If something upsets him, he organises a demonstration.
He seems to be quite an idealist.
He has demonstrated against the Pope’s comments about Islam, against the sexual exploitation of Kashmiri girls, against police violence and ‘encounter’ killings and against the honouring of Rushdie. Why did he object to Rushdie being knighted?
“He has a reputation for Muslim-bashing,” he said solemnly. “Why is the London government encouraging someone who does these things?”
To my surprise, Shakeel seemed to have no time for Bin Laden, although he does not believe he was responsible for the 9/11 attacks.
“I heard that planes had crashed into the Twin Towers. I thought it was very bad that so many civilians had been killed. But afterwards I was told it was America’s own government that had arranged the attack.”
How could that have happened? “Money can make wonders.”

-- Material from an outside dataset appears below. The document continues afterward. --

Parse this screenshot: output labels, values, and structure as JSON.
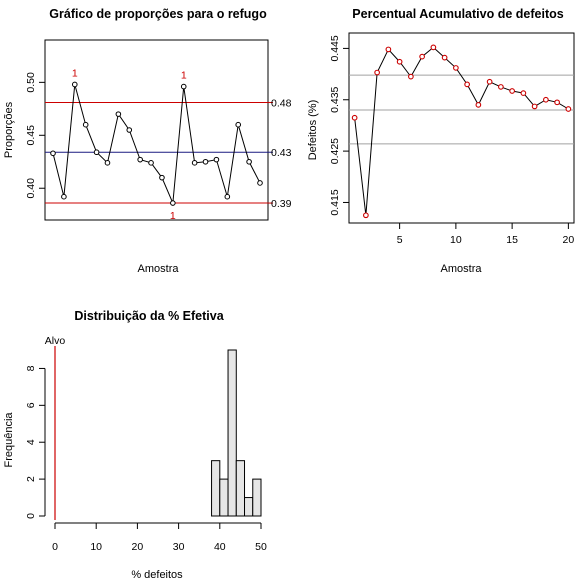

But why would America have wanted to do such a thing?
“There is a strong lobby in the USA that opposes President Bush. He wanted to attack Afghanistan and Iraq. He had to justify that to his own people.”
Then I asked if he had heard about the 7/7 bombings in London. “I heard that an Underground train was bombed. It pains me when innocents are killed. It pains me.”
When the Islamic Rage Boy phenomenon took off and Shakeel had his face reproduced all over the world, the local police got worried and brought him in for questioning.
“They had photocopies from the internet which they showed to me.”
They told Shakeel to stop going on demonstrations but he refused.
He says he was brought before one of Srinagar’s most senior police officers, who offered him an administrative job in the government, and said he would find him a girl to marry. I believe him – Indian authorities have a habit of trying to rehabilitate militants who are no longer an obvious threat.
“They said they would drop all the cases against me if I quit going to demos.” He refused.
I suggested to Shakeel that he must have been tempted by the prospect of a job and a wife – he was unlikely ever to get such a good opportunity again. He looked shy and covered his face with his hands.
“I want to marry a non-Muslim woman and convert her to Islam.”
Why? I asked.
In a moment that might have come straight out of the Borat film, he answered in a soft, serious voice: “I have been told that if I can convince a non-Muslim woman to marry me – but not convert her by force – then there will be a place for me in heaven.”
I suggested there might be some suitable candidates in Britain. “If the offer comes,” Shakeel said, “I am ready to accept it.”
Did he ever use the internet? “I don’t have knowledge of it. I cannot go to the internet shops and spend 30 rupees an hour.
I never board a bus, I walk to the city centre if I am going to a protest. I don’t smoke and I don’t take tea from tea stalls. If I need some money, I have to ask my brothers to give it to me.”
Since he is unable to read properly, I had presumed that Shakeel would have a limited idea of the extent of his internet fame. But he showed me a pair of folders.
Some friends had trawled through different sites and printed off computer-altered pictures of him.
Shakeel leafed through the pages: Islamic Rage Boy on clothes, being force-fed a pork chop, as a vampire, as a beer bottle, as a woman in a bikini, as ‘Jihady Idol’, as ‘Adolf Mohammed Rage Boy’, distended and jabbing his finger at a photographer above a quote from Christopher Hitchens: “It’s impossible to satisfy Rage Boy and his ilk. It’s stupid to try.”
One picture showed what looked like an American preacher holding a microphone while wearing a Rage Boy baseball cap. Shakeel stopped on an image of his face superimposed on a pig.
He looked profoundly shocked and upset by this picture. What did he feel?
“I surely get hurt when I see these pictures,” he said. “This is terrorism for me. The people who do this are showing their own culture, so why do they tell us that we are uncivilised?’
I asked what would stop him protesting. What would satisfy him? “If peace were to prevail in the entire world and people would understand the message of the Koran. You can’t bring peace by beating the drums or killing people,” he replied.